On the flip side, the film’s rudimentary grasp of America’s legal system - both on a technical and observational level - lets down Harrison’s performance. Monster nods to the legal cliches that reflect reality - the overworked public defender, the lie of “innocent until proven guilty” in so many cases - but it undermines those realities for narrative convenience. And it makes very simple mistakes, particularly in the film’s climactic sequence when Steve Harmon takes the stand to tell his story (Harmon’s attorney would never wait and let her opposing counsel be the first to ask Harmon about his relationship with a co-defendant).


Luckily Monster’s ensemble has been blessed by both time and fortune.
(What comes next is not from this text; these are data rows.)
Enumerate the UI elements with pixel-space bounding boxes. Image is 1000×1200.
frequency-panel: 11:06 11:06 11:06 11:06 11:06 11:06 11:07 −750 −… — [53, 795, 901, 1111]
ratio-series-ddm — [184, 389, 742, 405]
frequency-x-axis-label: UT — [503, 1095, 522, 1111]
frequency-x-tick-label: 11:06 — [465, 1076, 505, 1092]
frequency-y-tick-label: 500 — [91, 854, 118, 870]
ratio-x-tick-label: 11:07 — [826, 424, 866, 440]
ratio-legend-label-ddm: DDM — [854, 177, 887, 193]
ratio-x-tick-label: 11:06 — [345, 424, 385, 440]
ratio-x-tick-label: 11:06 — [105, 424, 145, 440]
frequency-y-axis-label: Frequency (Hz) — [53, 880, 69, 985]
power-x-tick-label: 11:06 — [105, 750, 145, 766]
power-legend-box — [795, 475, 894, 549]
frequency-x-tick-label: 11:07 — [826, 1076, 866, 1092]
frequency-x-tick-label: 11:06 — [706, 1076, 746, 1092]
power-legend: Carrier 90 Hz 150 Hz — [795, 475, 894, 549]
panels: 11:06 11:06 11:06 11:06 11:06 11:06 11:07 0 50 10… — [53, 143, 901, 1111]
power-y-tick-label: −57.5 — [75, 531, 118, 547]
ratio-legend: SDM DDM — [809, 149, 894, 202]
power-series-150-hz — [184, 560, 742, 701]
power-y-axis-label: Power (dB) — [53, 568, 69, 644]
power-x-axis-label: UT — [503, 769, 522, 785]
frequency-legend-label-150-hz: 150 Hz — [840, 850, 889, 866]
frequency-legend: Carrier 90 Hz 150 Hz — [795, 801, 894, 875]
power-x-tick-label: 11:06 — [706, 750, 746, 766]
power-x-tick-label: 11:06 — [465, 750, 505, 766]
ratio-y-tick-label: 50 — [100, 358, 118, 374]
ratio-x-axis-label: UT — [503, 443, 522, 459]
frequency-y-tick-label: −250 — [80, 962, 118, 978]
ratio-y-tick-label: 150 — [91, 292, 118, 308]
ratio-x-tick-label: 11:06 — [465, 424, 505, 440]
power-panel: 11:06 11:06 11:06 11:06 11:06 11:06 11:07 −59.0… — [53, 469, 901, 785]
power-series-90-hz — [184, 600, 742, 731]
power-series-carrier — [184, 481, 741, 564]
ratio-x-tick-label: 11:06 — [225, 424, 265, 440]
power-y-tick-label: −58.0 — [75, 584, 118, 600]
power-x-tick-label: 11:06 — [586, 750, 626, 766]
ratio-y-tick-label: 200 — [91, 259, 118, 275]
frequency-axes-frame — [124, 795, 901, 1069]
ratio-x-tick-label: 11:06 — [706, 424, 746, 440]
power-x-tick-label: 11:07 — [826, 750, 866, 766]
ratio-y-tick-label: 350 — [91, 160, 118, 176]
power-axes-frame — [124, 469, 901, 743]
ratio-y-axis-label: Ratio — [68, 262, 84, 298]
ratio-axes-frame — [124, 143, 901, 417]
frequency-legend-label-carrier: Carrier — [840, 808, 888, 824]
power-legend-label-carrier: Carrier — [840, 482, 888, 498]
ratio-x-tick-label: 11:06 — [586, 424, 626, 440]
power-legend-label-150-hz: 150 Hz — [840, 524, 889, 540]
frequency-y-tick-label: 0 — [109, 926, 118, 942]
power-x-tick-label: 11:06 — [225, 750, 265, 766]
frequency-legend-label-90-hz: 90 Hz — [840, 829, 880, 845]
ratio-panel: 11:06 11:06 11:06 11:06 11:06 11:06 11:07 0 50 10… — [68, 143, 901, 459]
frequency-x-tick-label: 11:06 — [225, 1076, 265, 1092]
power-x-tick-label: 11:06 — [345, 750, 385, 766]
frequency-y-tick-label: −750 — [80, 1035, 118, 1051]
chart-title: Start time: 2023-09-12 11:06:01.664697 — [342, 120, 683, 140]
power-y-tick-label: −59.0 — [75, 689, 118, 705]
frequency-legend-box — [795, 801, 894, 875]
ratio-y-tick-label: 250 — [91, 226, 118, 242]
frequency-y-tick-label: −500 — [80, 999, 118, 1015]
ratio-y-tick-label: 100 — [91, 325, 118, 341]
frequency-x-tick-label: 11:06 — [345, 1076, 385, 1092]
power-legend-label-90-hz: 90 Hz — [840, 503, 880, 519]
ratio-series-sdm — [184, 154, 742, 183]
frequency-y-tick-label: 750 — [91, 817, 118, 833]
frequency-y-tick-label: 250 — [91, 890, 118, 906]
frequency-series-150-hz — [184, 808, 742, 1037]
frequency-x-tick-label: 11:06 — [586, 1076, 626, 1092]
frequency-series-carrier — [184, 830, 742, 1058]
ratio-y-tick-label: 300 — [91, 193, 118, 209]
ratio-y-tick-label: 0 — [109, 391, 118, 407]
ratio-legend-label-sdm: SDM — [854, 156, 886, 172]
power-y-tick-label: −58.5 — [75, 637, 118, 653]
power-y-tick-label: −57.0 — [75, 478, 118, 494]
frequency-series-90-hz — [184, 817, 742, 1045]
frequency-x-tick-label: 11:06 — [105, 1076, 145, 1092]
Rappers Nas and A$AP Rocky prove themselves to be able multi-hyphenates, and Jeffrey Wright brings his trademark restraint to the role of Steve’s father, creating a more complicated relationship than exists on the page with nothing but body language. John David Washington appears seemingly out of nowhere nearly halfway into the film for a minor role, a jarring surprise that makes more sense when you remember this was filmed before Malcolm & Marie, Tenet, or even BlacKkKlansman. Despite its uneven depiction of the American legal system, its actors make Monster worth checking out on Netflix.